Hamas announces that it will not release more hostages until the war with Israel ends

INTERNATIONAL / By Luis Moreno

The 'number two' of Hamas, Salé al Aruri, assured this Saturday that there will be no new exchanges of hostages for prisoners until the Israeli offensive on the Gaza Strip stops.

“Right now there are no negotiations for a truce. There will be no exchange of prisoners until the aggression ceases and there is a comprehensive and definitive ceasefire,” Al Aruri said in statements to the Qatari channel Al Jazeera.

“The occupation insists that there are still women and children being held, but we have handed them all over. “The prisoners remaining in Gaza are male soldiers and civilians who have been in the occupation army,” he noted.

Al Aruri, considered the leader of Hamas in the West Bank, has pointed out that “our Zionist prisoners are not going to be released until all our prisoners are free and there is a ceasefire.”. “The resistance is prepared for all Israeli military scenarios, whether they are war on land, in the air or otherwise,” he stressed.

This same Saturday, Israel announced the withdrawal of a team of negotiators that was discussing in the capital of Qatar, Doha, the possibility of reactivating the truce with Hamas in force in Gaza until this past Friday, after regretting that the talks are currently going through a “deadlock” over the circumstances of new exchanges between hostages and prisoners.

“Due to the blockage in the talks and on instructions from Prime Minister Benjamin Netanyahu, the head of (Israel's foreign intelligence service) Mossad, David Barnea, has ordered his Doha team to return to Israel,” the agency said. Office of the Prime Minister of Israel in a statement collected by the Israeli news portal Walla.

In the statement, the Office accuses the Hamas movement of “breaching its part of the agreement” regarding the exchange, “which included the release of all women and children, included on a list that was sent to Hamas, and to whom Hamas gave its approval.”

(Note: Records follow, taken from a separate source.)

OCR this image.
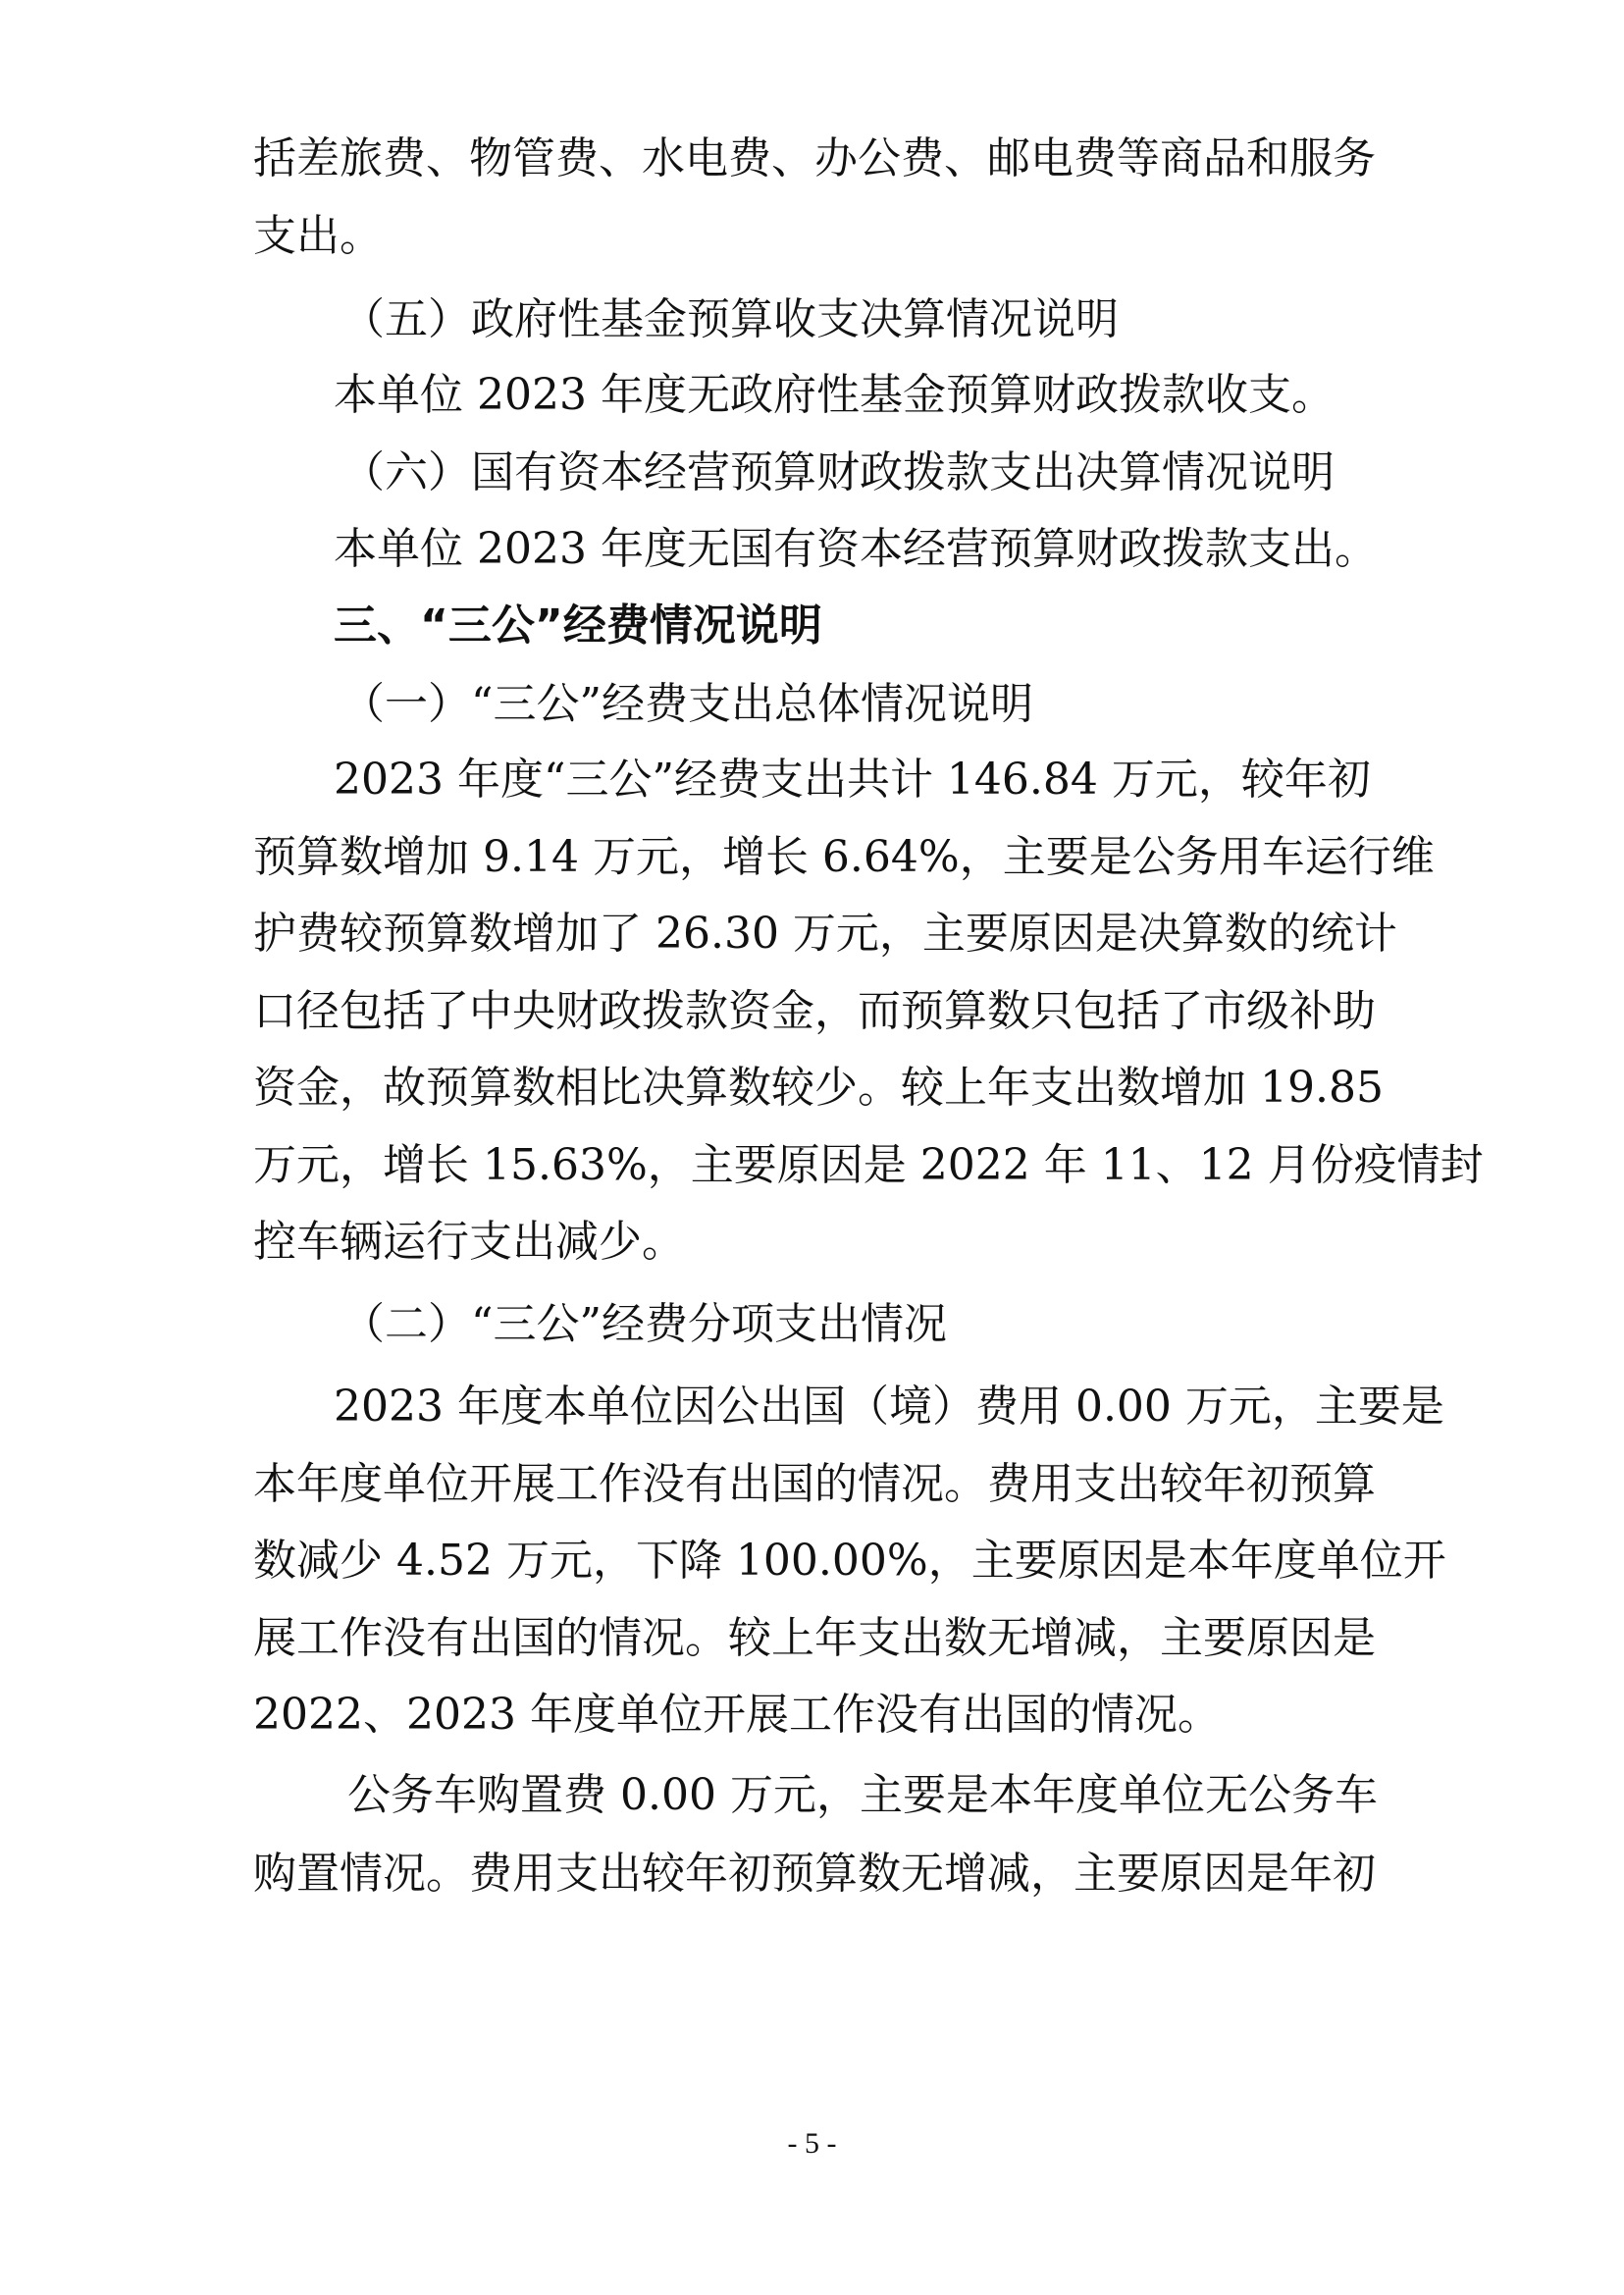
括差旅费、物管费、水电费、办公费、邮电费等商品和服务

支出。

（五）政府性基金预算收支决算情况说明

本单位 2023 年度无政府性基金预算财政拨款收支。

（六）国有资本经营预算财政拨款支出决算情况说明

本单位 2023 年度无国有资本经营预算财政拨款支出。

三、“三公”经费情况说明

（一）“三公”经费支出总体情况说明

2023 年度“三公”经费支出共计 146.84 万元，较年初

预算数增加 9.14 万元，增长 6.64%，主要是公务用车运行维

护费较预算数增加了 26.30 万元，主要原因是决算数的统计

口径包括了中央财政拨款资金，而预算数只包括了市级补助

资金，故预算数相比决算数较少。较上年支出数增加 19.85

万元，增长 15.63%，主要原因是 2022 年 11、12 月份疫情封

控车辆运行支出减少。

（二）“三公”经费分项支出情况

2023 年度本单位因公出国（境）费用 0.00 万元，主要是

本年度单位开展工作没有出国的情况。费用支出较年初预算

数减少 4.52 万元，下降 100.00%，主要原因是本年度单位开

展工作没有出国的情况。较上年支出数无增减，主要原因是

2022、2023 年度单位开展工作没有出国的情况。

公务车购置费 0.00 万元，主要是本年度单位无公务车

购置情况。费用支出较年初预算数无增减，主要原因是年初

- 5 -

However, negotiations would continue at “low intensity” with a Shin Bet delegation present in Cairo, according to Israeli public television Kan, citing sources from the Israeli apparatus.. There would also be a Qatari delegation traveling to Israel.

The goal would be to leave a door open for Hamas to release the women and children that Israel says it is still holding, ten in total, and a one-day ceasefire would be granted in exchange.

The American newspaper The Wall Street Journal has reported, citing Egyptian sources, that there is a Qatari delegation in Israel and that there are Egyptians in Gaza to keep communication lines open.

“We continue talking and giving reports every hour. Negotiations only end when the parties stop talking.. That is not happening here,” explained the Egyptian source.

A total of 136 hostages remained in the hands of Hamas and associated Palestinian militias at the time of the end of the truce on Friday.. Ten of the hostages are 75 years old or older. The vast majority of the hostages, 125, are Israelis. Eleven are foreign nationals, including eight from Thailand.

According to official Israeli sources on condition of anonymity to the Walla portal, the fundamental obstacle lies in the liberation of women.. “We will not discuss anything about the plan until the women are released. If Hamas abides by the agreement and frees the women, it will be possible to resume negotiations under fire,” they say.

Israeli Kan television has indicated that Hamas has proposed the release of the oldest hostages, but that for this it is waiting for the release of “relevant” prisoners who are locked up in Israeli prisons, since they would also be the oldest.